Assume for simplicity that $$f$$ is an injective function. Consider a potential adversary $$B$$ that internally works as follows: given $$Y=(y_1, \ldots, y_t)$$, it checks whether $$y_1$$ belongs to a certain “special” $$\varepsilon(n)$$-fraction of the image $$f(\{0,1\}^n)$$. If so, it computes and outputs the preimage $$X = F^{-1}(Y)$$. Otherwise, it outputs nothing, i.e, it fails to invert this $$Y$$. Clearly, this $$B$$ satisfies the above hypothesis, because $$y_1$$ has an $$\varepsilon(n)$$ probability of being in the “special” set. (How $$B$$ checks $$y_1$$ and inverts $$F$$ is not important, because the reduction treats $$B$$ as a “block box.” So we can think of $$B$$ as using unbounded computation to perform these steps.)
Now, consider a reduction $$A$$ that works as you propose, by always “plugging in” its external challenge $$y=f(x)$$ in the first position, letting $$y_1=y$$, and choosing the rest of $$Y$$ itself.

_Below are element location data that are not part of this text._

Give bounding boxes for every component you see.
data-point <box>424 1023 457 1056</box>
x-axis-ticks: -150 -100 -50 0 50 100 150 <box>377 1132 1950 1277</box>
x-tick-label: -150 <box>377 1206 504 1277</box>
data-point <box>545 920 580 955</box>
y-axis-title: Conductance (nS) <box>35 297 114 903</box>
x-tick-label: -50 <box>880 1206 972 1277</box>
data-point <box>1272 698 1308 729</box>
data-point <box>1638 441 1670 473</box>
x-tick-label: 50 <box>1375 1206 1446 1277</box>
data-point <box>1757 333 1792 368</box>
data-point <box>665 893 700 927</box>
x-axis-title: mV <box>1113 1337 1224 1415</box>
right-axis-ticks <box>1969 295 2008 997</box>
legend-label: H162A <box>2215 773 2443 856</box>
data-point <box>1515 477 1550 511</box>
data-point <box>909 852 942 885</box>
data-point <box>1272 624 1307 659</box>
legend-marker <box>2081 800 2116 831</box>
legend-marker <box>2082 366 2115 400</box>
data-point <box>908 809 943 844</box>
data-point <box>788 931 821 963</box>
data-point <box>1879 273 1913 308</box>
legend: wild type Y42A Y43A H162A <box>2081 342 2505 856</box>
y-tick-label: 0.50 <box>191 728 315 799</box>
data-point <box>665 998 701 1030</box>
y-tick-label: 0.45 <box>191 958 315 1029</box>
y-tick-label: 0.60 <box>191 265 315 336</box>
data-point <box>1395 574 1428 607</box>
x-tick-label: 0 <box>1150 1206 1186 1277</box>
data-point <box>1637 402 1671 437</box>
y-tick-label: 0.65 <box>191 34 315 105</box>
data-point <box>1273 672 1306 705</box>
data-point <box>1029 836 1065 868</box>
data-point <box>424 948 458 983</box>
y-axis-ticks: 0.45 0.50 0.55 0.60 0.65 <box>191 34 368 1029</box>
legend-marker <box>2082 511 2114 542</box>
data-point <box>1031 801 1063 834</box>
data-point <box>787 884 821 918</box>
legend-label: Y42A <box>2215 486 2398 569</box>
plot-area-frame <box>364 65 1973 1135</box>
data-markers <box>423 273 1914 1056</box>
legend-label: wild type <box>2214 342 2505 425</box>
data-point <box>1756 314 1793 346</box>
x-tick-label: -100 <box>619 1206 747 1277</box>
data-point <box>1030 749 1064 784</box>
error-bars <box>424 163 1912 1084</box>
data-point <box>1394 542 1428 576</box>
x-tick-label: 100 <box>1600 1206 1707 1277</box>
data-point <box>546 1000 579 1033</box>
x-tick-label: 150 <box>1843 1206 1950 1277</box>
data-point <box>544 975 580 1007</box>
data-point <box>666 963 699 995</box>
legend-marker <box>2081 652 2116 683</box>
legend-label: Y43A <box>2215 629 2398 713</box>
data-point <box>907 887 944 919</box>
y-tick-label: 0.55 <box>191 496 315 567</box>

Clearly, $$B$$ outputs the preimage $$F^{-1}(Y)$$ if and only if $$y$$ belongs to the “special” set, which occurs with probability $$\varepsilon(n)$$. Therefore, $$A$$ succeeds in outputting the preimage $$f^{-1}(y)$$ with the same probability $$\varepsilon(n)$$. But this is not enough: we need $$A$$ to succeed with much larger probability $$1-1/p(n)$$.
If $$A$$ repeats its procedure many times, always letting $$y_1=y$$ but changing the other $$y_i$$, the probability of success would not improve: whether $$B$$ inverts $$Y$$ or not depends only on the value of $$y_1=y$$, and this does not change. (Remember, $$A$$ gets only one challenge value $$y$$ and needs to invert on it with high probability.)
The correct reduction and proof circumvents this problem by showing that there must exist some position $$i$$ for which there is a large $$1-1/p(n)$$ fraction of $$y_i$$ such that, if we choose the other $$y_j = f(x_j)$$ at random as described, then $$B$$ inverts on that $$Y$$ with non-negligible probability (over the choice of the $$y_j$$ alone). By guessing such $$i$$ at random (or enumerating all of them) and repeating the core procedure many times, we can ensure a high probability that $$B$$ actually inverts on one of the $$Y$$ we provide it, thereby telling $$A$$ a preimage of $$y$$. (The actual proof does not depend on $$f$$ being injective.)